「世界中の子どもに初等教育」という難題

貧困層を、無限の悪循環から脱出させよ

高等教育を受ける者の割合がこんなに低くては、次世代を教育する質の高い教師を雇うことができない。十分な訓練を受けた医療従事者を医療機関に配置することも難しい。その結果、不十分な教育、不健康、失業、貧困という無限の悪循環が、いつまでも続くことになる。

現在アフリカで最も進んだ国とされている南アフリカですら、大学教育を受ける若年成人の割合は、45年時点でもたかだか10%程度だと予測される。

インドのような主要な新興国ですら、10年から45年の伸びはわずか11%と見込まれ、やっと23%に達するにすぎない。インドの高等教育制度は世界的に高く評価されているのに、随分低い水準だ。一方、シンガポール、韓国、日本では、大学教育を受ける若年成人の割合は80~90%に達すると予測される。

協調・努力なければ、ますます不均衡に

経済が発展し技術が進歩すれば、すべての国民に機会が拡大する、という推定は、希望的観測にすぎない。実際には、協調して努力しないかぎり、教育機会(そして経済機会)の分配は、今後ますます不均衡なものとなるだろう。

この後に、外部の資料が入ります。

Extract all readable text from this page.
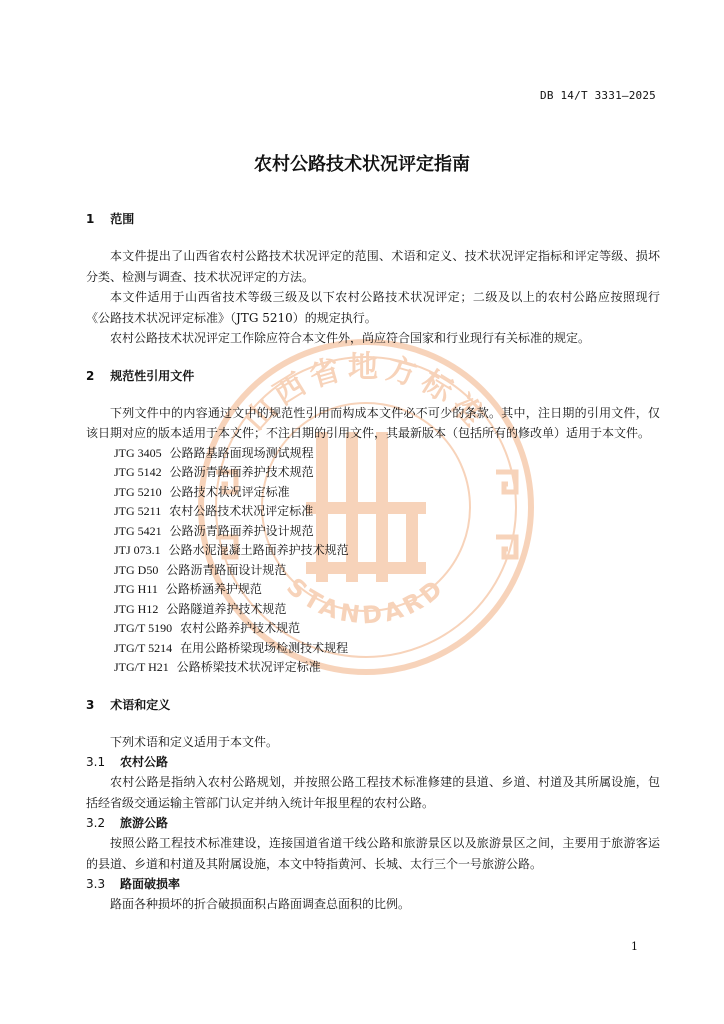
山西省地方标准
STANDARD
DB 14/T 3331—2025
农村公路技术状况评定指南
1 范围
本文件提出了山西省农村公路技术状况评定的范围、术语和定义、技术状况评定指标和评定等级、损坏分类、检测与调查、技术状况评定的方法。
本文件适用于山西省技术等级三级及以下农村公路技术状况评定；二级及以上的农村公路应按照现行《公路技术状况评定标准》（JTG 5210）的规定执行。
农村公路技术状况评定工作除应符合本文件外，尚应符合国家和行业现行有关标准的规定。
2 规范性引用文件
下列文件中的内容通过文中的规范性引用而构成本文件必不可少的条款。其中，注日期的引用文件，仅该日期对应的版本适用于本文件；不注日期的引用文件，其最新版本（包括所有的修改单）适用于本文件。
JTG 3405 公路路基路面现场测试规程
JTG 5142 公路沥青路面养护技术规范
JTG 5210 公路技术状况评定标准
JTG 5211 农村公路技术状况评定标准
JTG 5421 公路沥青路面养护设计规范
JTJ 073.1 公路水泥混凝土路面养护技术规范
JTG D50 公路沥青路面设计规范
JTG H11 公路桥涵养护规范
JTG H12 公路隧道养护技术规范
JTG/T 5190 农村公路养护技术规范
JTG/T 5214 在用公路桥梁现场检测技术规程
JTG/T H21 公路桥梁技术状况评定标准
3 术语和定义
下列术语和定义适用于本文件。
3.1 农村公路
农村公路是指纳入农村公路规划，并按照公路工程技术标准修建的县道、乡道、村道及其所属设施，包括经省级交通运输主管部门认定并纳入统计年报里程的农村公路。
3.2 旅游公路
按照公路工程技术标准建设，连接国道省道干线公路和旅游景区以及旅游景区之间，主要用于旅游客运的县道、乡道和村道及其附属设施，本文中特指黄河、长城、太行三个一号旅游公路。
3.3 路面破损率
路面各种损坏的折合破损面积占路面调查总面积的比例。
1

しかし本当の隔たりは、教育を受けた人々と受けていない人々との間にあるのではない。教育を受ける機会に恵まれた人々と、そうでない人々との間にあるのだ。長年置き去りにされてきた人たちは、すべての人々の教育を受ける基本権が尊重されるまで、各国政府や国際機関に圧力をかけ続けるだろう。運動の次の舞台は、ニューヨークで開催される国連総会だ。各国から何百人という若い人々が結集し、世界の指導者たちに改革を要求することになりそうだ。

世界中で教育への関心が高まっている今日、国際社会は、世界中のすべての子どもに教育への門戸を開くよう、あらためて確約しなければならない。